What says summer more than the beach?
It's October now, and what once seemed like only a far-off dream is now finally and irreversibly upon us. Each year, I never fail to be surprised that summer really does fade, blending slowly into fall, trading in its youthful palette of greens, pinks, and blues for the tawny gold dappled leaves and burnt umbre of an earth tired from the harvest.
I like each season in its own way, and so I'm not sad to see summer go, to be replaced by a more solemn character. Autumn may be more difficult to provoke a laugh from, and have a few anger lines that we fear to bring out in her, but there is such beauty to her face and garb, that one can't help but gaze in awe at this well-mannered, industrious woman.
The past three days this week have been hard. I've been waking up every day at 7am, been at the conservatory to warmup for the morning ballet class by 9am, then had several lecture classes. When I'm finally so exhausted, hungry, and battered that I feel I can't go on, it's time for my most important class.
From 6:30pm until the time that our professor feels the lesson is over (usually 8:30-9pm, but often not until 9:30pm) we learn solos (called "variations") and duets from ballets. We meticulously study the style and analyse every position of the body, head, use of the arms, every musical accent, every single angle must be just so. While the word "study" may bring to mind sitting with a notepad and pen, the way we study as dancers couldn't be further from that image. We learn on our feet, dancing through the combinations, using our limbs and spine to feel our way through the ciphers and equations of the movement and music. And we, or at least I, pour with sweat and push until my bones creak and groan. I've been going nonstop from 9am until 9pm the past few days, and when I come back to eat a late, light dinner, and finally sleep, I find myself staying up until well past midnight, unable to rest, my body unwilling to settle into sleep, instead craving to be again in motion.
During these stressful times, I think back to summer, and wonder whether it was ever real. Summer is effortless. Summer is pure joy. I can appreciate the irony of this statement when placed in contrast with these two photos of my brother who, as I like to say, has HAD. IT. Ah, the poetic richness of the English language. Had what? What has he had, and who, pray tell, has given it to him? None can say, but one glance at his face, shielded from the vicious intrusion of Sister With Annoying Camera, tells us distinctly, and without a glimmer of a doubt, that he has, in fact...HAD IT.

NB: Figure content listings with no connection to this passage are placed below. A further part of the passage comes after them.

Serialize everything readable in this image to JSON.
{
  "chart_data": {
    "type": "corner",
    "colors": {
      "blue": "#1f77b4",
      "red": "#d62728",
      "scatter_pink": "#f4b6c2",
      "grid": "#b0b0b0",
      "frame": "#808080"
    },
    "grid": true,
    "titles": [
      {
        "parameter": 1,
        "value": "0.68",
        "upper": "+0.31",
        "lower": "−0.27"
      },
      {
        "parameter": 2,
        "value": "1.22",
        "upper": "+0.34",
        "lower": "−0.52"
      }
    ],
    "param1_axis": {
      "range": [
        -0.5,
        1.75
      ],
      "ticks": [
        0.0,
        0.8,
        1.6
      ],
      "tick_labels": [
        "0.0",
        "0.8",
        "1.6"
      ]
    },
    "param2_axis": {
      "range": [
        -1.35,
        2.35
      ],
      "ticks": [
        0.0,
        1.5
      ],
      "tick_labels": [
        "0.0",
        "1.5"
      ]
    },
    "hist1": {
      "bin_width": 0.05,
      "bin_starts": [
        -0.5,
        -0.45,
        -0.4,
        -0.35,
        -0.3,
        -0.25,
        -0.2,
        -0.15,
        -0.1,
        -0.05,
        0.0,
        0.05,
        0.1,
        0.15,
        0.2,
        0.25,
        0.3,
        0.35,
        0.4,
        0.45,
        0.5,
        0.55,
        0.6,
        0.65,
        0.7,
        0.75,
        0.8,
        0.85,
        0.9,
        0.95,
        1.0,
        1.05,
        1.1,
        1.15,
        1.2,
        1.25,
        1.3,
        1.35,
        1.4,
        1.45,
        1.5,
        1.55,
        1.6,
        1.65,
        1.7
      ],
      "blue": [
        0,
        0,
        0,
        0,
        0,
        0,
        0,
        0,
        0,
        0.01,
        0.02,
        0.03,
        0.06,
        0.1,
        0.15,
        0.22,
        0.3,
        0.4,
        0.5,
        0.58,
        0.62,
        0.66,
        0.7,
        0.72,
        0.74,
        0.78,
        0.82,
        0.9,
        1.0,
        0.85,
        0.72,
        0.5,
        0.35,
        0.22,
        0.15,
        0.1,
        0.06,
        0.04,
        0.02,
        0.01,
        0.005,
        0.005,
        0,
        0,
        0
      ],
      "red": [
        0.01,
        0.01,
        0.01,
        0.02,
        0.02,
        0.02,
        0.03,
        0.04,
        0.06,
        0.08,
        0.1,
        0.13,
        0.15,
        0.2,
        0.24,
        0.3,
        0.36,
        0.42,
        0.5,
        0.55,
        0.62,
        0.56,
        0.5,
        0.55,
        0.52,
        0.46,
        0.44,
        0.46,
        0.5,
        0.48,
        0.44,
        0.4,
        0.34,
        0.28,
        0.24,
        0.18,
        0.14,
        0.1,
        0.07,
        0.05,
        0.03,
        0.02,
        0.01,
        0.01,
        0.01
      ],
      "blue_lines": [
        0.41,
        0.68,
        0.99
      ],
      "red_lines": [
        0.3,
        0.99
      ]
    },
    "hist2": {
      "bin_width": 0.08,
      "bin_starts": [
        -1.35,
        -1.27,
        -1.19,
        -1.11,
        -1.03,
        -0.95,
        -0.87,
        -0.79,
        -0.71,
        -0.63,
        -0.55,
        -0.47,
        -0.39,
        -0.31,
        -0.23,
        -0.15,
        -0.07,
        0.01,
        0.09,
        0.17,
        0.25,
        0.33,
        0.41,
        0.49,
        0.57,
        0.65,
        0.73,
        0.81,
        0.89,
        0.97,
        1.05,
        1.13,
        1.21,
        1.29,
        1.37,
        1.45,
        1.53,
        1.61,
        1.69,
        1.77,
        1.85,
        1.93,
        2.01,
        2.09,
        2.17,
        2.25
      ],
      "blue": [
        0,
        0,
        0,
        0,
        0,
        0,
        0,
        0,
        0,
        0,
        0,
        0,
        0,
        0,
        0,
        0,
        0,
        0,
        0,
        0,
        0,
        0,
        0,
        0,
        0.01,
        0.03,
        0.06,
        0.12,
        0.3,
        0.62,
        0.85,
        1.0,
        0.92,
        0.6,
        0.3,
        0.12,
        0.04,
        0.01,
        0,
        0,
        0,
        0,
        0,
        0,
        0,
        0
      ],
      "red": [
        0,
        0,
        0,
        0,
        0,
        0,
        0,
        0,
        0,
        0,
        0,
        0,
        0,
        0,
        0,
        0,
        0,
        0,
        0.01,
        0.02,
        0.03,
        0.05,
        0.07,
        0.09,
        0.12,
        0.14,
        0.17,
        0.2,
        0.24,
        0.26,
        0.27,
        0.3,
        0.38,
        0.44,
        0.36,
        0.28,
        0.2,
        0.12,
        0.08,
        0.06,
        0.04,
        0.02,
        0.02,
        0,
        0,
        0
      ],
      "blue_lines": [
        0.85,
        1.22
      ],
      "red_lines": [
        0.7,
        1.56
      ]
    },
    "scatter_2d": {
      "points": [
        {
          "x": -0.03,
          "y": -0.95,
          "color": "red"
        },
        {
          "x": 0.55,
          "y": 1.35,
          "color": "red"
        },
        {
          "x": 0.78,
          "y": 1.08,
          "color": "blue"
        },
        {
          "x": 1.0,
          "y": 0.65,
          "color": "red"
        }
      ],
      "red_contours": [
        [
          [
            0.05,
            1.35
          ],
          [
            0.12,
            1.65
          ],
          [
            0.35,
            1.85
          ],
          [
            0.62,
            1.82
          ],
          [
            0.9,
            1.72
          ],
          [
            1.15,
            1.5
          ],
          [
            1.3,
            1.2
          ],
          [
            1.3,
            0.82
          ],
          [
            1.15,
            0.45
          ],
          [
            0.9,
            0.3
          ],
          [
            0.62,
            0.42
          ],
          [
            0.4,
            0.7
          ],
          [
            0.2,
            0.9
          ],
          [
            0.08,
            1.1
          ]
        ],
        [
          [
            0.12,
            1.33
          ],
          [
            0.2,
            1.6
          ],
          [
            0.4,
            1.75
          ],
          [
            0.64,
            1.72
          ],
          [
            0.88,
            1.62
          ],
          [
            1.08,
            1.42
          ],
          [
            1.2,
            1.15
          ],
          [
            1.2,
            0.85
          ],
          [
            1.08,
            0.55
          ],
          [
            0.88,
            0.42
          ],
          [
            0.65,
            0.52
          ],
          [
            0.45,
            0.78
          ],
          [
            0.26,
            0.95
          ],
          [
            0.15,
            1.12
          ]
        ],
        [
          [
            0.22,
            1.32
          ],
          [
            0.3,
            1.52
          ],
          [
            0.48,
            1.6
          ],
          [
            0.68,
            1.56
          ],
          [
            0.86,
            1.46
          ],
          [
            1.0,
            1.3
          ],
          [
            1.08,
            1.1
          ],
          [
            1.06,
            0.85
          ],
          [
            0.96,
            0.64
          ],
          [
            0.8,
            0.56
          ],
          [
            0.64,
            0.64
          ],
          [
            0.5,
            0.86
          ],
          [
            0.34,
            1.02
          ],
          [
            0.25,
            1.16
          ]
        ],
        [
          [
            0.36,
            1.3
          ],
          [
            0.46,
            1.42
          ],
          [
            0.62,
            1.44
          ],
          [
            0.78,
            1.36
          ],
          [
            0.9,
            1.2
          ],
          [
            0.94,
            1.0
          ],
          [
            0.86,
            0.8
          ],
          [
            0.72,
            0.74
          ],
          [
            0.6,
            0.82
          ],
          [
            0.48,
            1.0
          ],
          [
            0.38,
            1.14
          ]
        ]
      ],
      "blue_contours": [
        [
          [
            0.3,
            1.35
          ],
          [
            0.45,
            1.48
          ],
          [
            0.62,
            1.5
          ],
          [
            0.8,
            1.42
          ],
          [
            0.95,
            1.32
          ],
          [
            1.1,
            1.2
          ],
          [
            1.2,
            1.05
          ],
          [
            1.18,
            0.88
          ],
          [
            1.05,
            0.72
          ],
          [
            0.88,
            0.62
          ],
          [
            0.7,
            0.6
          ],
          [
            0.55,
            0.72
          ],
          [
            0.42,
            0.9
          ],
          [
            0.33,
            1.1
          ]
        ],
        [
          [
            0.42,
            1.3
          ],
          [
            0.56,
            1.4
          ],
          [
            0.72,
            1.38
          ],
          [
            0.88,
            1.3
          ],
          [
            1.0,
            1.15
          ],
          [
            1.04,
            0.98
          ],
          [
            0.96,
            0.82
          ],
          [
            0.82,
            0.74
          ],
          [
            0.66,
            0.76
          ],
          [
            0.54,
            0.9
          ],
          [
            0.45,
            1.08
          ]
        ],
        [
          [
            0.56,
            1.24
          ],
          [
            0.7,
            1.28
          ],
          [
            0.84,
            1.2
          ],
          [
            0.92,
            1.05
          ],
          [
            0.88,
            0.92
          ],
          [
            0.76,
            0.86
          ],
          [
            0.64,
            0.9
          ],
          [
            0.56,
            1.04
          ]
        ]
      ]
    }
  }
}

We burned beautifully on this day at Nantasket. I joked that each one of us was our own shade of burnt, like different chocolate bars for sale. 44%, 60%, 72%, 80% cacao. Well, none of us got quite that dark, not even mum, but we had fun trying to find different analogies to describe the various "burn to tan" ratios we were all sporting.
Grandma and Grandpa had the right idea, claiming the prime piece of real estate under the umbrella. Sipping garlicky gazpacho, crunching parmesan twists, planning world domination, cackling wickedly while watching us get murdered by the waves. The usual.
It was a grand old time.
It's currently 8am in St Petersburg, and I couldn't be farther away from all that. It's overcast and drizzly, and the day promises to be just as busy as the rest of the week. I have two dancing classes with an hour break in between them in which to run to the other side of the city to pick up some documents, and then run them to a different office to drop them off. More bureaucratic nonsense on the part of the Russian government and their tiresome suspicion and dislike of foreigners in general - a feel like a character from a Gogol story.
At around 5:30pm after my last lecture, I'll have time for lunch. Or will it be dinner, by that point? Such things don't really seem worth the time of figuring them out.
I remember taking this last photo. We all lay in bed, freshly showered, with a good book in hand, feeling exhausted after hours of being battered by salty waves and body surfing our bellies raw. I snuck into the boys' room next door and saw the feet, and the book, and smiled. What perfect summer bliss.